After several years of using this hardware regularly, the long term durabilty and accuracy of this setup has been excellent. In mid 2018 we went through the process of replicating the stand for a second testing site and have made some slight updates to the code. In addition I've added an I/O breakout booster pack to the TivaC that allows for cleaner signal and some added input protection on the signal lines. This should help protect the main TivaC Launchpad from upstream electrical spikes that are fairly common on these high powered brushless systems.
In addition to the main circuit the power supply has been updated. There were some issues with the short circuit protection triggering on high transient loads on the Venom powersuppies we initially used. As a result we updated to current limited supplies, a Volteq HY3080EX 0-30V variable 80A maximum supply for high voltage (5S-6S) testing, and a TekPower TP3050E 0-30V variable 50A maximum supply for the 4S tests. Both have been working very well with the addition of a high capacity battery in line parallel to handle any current spikes during transitions that the supply can't provide. This has proved to be a very robust and accurate setup, definitely decreasing our margin of error on the voltage supply side.

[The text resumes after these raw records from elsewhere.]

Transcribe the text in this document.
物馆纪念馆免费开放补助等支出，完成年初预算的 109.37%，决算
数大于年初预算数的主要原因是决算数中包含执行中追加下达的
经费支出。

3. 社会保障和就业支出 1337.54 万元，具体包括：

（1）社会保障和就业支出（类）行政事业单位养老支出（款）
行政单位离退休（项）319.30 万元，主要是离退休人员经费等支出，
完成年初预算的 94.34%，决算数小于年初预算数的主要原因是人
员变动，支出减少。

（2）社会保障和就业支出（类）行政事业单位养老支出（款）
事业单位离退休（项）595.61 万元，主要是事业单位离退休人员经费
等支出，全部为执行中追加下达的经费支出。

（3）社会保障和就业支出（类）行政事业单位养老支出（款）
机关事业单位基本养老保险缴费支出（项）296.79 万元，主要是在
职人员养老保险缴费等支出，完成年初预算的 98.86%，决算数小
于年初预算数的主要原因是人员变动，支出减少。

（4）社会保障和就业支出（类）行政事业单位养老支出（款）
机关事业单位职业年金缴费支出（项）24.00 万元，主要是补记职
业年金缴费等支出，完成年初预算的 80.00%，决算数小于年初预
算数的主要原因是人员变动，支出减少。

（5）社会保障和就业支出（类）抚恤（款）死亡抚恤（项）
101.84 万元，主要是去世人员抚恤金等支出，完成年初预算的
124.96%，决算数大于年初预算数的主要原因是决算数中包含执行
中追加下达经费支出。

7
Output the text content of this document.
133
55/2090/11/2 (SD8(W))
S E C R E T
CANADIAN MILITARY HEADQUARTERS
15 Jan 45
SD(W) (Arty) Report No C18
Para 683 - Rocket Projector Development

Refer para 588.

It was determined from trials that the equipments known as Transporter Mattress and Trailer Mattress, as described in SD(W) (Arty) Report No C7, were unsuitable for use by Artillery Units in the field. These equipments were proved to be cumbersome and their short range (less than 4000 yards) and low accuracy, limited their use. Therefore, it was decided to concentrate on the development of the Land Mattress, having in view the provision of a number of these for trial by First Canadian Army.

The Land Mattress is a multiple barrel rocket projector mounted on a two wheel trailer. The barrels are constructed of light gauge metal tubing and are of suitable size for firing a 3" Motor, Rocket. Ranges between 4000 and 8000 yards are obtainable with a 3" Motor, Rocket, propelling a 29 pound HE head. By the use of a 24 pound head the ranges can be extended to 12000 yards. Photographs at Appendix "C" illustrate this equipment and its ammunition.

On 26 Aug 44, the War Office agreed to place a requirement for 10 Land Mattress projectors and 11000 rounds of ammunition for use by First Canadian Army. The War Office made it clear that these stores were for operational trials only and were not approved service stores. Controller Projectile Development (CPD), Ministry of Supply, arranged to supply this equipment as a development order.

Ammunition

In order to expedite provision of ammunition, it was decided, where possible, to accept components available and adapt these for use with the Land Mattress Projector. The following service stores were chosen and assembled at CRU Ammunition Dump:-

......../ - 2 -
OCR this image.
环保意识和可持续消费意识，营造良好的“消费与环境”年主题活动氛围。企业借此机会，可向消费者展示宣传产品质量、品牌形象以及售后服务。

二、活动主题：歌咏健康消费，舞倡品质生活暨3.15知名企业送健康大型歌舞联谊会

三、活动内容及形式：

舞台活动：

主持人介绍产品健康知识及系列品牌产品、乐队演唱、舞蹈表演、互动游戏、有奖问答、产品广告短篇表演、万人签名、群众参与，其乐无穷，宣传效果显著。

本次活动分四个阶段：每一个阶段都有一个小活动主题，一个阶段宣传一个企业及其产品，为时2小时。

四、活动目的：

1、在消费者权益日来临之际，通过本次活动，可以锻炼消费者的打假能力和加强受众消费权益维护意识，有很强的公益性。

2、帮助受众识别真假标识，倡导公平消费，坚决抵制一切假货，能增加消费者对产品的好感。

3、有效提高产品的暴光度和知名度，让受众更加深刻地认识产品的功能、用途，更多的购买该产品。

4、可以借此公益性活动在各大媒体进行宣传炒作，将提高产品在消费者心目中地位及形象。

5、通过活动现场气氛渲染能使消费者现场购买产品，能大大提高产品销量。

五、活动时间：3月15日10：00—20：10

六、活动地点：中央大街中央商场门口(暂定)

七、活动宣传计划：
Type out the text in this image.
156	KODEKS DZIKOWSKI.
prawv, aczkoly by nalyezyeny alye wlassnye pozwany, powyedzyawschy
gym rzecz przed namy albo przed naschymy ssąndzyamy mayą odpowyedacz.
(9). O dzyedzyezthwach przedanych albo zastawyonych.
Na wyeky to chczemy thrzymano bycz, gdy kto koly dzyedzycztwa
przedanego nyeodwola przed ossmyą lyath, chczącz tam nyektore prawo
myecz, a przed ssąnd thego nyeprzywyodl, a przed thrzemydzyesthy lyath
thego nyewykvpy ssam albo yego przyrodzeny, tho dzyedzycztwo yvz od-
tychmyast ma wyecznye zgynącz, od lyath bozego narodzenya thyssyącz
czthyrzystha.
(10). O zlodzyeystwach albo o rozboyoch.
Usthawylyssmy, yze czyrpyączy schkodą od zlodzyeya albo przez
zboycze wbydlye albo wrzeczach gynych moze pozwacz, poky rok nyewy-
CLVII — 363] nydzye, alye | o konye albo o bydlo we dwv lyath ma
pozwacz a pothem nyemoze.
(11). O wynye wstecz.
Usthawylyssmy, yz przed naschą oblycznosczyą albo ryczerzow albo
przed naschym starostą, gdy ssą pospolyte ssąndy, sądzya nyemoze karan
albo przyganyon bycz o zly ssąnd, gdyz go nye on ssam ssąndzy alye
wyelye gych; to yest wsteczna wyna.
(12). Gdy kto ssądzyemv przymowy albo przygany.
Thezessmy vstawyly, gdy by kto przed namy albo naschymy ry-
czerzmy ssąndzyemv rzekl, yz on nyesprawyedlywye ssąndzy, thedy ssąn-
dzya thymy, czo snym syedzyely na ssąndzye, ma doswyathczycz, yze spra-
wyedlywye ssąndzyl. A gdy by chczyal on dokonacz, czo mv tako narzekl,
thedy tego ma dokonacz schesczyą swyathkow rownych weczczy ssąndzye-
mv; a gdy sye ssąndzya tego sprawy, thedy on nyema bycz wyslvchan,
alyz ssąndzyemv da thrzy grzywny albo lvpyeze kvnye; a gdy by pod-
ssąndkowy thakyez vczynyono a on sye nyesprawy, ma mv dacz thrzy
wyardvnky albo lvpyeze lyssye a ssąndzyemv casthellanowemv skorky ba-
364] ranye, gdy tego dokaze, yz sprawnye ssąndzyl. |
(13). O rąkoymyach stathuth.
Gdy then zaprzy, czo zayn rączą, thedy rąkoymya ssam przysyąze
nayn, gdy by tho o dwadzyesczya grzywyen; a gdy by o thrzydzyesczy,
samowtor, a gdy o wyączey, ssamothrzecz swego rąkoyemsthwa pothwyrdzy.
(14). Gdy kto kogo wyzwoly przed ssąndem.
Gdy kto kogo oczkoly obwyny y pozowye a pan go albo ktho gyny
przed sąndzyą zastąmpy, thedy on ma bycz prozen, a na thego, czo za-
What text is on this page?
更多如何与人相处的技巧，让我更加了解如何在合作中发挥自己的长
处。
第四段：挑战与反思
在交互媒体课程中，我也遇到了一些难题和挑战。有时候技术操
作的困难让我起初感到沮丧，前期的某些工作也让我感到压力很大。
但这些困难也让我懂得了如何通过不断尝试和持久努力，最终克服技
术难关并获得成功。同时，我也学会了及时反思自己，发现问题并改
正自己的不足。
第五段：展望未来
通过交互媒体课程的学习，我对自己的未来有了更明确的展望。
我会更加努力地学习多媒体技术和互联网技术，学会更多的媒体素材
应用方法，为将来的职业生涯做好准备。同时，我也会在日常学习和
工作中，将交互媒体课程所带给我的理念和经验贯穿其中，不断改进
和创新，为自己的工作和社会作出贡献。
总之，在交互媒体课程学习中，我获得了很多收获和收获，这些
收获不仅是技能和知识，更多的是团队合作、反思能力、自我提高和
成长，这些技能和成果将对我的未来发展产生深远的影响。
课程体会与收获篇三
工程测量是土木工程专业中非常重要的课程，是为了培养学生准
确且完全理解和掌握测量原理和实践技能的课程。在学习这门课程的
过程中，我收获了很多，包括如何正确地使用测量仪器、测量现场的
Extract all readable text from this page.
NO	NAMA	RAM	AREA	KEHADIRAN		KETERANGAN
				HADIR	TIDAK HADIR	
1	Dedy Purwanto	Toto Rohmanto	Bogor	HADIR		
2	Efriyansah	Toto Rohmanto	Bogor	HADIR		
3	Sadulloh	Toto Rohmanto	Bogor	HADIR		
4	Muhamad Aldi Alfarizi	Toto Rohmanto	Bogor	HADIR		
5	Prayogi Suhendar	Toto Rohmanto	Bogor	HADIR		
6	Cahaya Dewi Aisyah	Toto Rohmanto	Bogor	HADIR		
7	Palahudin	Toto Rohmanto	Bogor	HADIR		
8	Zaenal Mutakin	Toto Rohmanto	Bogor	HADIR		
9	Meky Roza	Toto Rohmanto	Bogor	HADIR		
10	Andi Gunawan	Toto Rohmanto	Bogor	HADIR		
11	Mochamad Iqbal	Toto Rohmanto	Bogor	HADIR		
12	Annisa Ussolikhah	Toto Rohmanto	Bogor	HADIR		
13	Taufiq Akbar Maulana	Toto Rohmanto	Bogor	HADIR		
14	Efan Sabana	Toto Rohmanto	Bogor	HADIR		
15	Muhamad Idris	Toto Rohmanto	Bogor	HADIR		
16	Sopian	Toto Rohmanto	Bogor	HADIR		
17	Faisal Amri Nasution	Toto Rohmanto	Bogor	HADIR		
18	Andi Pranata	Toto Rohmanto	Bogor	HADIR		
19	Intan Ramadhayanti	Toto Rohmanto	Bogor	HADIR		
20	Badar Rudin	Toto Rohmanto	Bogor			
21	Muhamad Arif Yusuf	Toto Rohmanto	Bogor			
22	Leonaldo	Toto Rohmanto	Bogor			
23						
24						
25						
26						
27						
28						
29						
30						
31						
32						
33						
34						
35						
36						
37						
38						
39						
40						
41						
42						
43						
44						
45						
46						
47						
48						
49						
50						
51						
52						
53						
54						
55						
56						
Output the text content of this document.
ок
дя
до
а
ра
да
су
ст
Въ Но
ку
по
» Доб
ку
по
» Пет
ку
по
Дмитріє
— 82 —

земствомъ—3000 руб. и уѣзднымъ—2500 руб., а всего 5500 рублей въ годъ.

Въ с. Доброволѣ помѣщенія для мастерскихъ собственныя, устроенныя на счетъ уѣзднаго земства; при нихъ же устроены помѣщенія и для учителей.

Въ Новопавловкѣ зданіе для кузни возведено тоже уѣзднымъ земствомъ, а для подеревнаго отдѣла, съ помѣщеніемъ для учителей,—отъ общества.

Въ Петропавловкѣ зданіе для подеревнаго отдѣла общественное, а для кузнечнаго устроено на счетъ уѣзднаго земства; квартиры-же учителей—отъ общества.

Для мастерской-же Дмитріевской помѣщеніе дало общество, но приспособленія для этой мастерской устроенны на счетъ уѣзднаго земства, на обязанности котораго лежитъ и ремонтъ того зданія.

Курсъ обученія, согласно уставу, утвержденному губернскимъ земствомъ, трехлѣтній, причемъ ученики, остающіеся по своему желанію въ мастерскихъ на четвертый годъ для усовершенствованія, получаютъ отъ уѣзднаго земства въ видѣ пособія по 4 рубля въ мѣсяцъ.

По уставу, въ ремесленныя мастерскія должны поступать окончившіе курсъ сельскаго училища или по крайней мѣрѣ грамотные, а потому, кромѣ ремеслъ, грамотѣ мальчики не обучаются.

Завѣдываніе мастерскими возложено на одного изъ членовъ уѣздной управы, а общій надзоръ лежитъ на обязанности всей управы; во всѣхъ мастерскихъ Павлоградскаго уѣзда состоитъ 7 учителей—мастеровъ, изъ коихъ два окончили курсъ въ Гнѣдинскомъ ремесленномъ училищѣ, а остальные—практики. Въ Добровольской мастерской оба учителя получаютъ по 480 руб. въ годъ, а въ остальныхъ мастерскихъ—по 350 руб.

Overall I think the system has matured well and has been remarkably stable. It remains very inexpensive to set up, with the exception of the power supplies (big thanks to T-Motor and Catalyst Machineworks for funding for our second high voltage unit). If you're looking ot replicate our setup, less expensive solutions are available, such as simply powering from a large capacity battery, though that impacts repeatability and accuracty to a certain extent. Our goal is to make this setup as easy to replicate as possible. We'd love to see more community data available as others verify and expand on our tests.